Nick de Bois is Conservative MP for Enfield North.
One of the things that felt the most wrong about the thirteen years of Labour government was the feeling of helplessness: the sense that things were marching inexorably onwards and there was nothing that you could do about it.
CCTV, speed cameras, national ID cards, Europe... There was a mood amongst vast swathes of decent hard-working people that however strongly they felt or however nonsensical the direction seemed, Labour would keep us heading in that direction. Resistance was futile.

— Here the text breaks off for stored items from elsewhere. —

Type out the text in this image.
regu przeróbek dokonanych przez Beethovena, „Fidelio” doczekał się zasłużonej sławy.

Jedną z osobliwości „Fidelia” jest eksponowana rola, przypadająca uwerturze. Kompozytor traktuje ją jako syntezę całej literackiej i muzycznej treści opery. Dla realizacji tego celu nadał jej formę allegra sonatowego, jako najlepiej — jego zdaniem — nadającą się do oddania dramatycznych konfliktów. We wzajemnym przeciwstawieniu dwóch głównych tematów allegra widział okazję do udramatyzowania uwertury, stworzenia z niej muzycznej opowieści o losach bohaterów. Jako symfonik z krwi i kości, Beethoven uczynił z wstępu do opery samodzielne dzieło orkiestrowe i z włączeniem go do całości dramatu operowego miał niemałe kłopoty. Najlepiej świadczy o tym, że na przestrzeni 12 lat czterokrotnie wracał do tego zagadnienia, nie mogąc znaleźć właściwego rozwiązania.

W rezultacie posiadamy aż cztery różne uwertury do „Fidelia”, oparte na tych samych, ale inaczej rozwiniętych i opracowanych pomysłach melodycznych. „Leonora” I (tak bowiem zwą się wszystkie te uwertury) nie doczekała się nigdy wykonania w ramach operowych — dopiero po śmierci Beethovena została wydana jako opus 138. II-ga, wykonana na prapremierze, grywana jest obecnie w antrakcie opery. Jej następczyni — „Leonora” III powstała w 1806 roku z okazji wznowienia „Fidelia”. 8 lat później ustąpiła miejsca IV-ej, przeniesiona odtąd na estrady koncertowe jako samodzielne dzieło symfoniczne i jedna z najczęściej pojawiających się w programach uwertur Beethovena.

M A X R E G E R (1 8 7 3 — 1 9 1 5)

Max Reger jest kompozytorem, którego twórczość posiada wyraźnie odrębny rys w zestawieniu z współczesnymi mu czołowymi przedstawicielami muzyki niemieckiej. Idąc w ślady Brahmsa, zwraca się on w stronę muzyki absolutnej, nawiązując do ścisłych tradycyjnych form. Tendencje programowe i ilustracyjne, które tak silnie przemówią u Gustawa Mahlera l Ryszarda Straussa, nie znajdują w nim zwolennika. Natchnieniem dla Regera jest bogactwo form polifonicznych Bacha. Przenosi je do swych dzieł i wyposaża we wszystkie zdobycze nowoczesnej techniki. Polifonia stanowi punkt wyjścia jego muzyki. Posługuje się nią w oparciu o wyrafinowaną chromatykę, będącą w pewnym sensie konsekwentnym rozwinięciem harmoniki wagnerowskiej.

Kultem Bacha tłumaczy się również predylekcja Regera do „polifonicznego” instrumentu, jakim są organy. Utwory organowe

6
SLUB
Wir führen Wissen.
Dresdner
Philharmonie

The recent judgement by the European Court of Justice that drivers buying insurance should not be discriminated against on the basis of their gender has that same feeling about it. It is clearly nonsense to argue that better drivers on the whole should not pay lower premiums. You can read that argument in any of the papers and right across the blogosphere. Combine that with the judgement by the European Court of Human Rights that prisoners should be allowed the vote, and we get that same gut-wrenching sense of unfairness.
Add to it the absurd notion that Europe will now dictate how much in benefits asylum seekers should be able to claim, and you clearly have an absurd position.
Whether we like it or not, the purpose of these institutions was to provide clear legal guidance away from the political mores of an individual nation state. But what we have instead is a group of unelected people putting their political mores ahead of our own people's wishes. Insurance firms will be forced to ignore impartial statistical evidence and instead impose a penalty on young, safer female drivers. As many other people have argued over the last couple of weeks, this decision has a knock-on effect for pensions, life assurance and other areas that previously worked absolutely fine without interference from above.
Before the election David Cameron spoke frequently about the need to change our relationship with Europe - to change the way that we deal with decisions imposed by European institutions. While we cannot single-handedly make the ECHR or the ECJ see sense, what we can do is to stop the feeling of helplessness. As the votes for prisoners issue shows, our people care deeply about the right to make their own laws, in keeping with their own opinions.
And that’s what this is all about. It’s not about an oppressive European superstate, or even about unelected judges. It’s about showing the British people that when it really matters we can change things, we are not resigned to our fate, supine and helpless but that we can take charge and put a stop to things that are just plain wrong.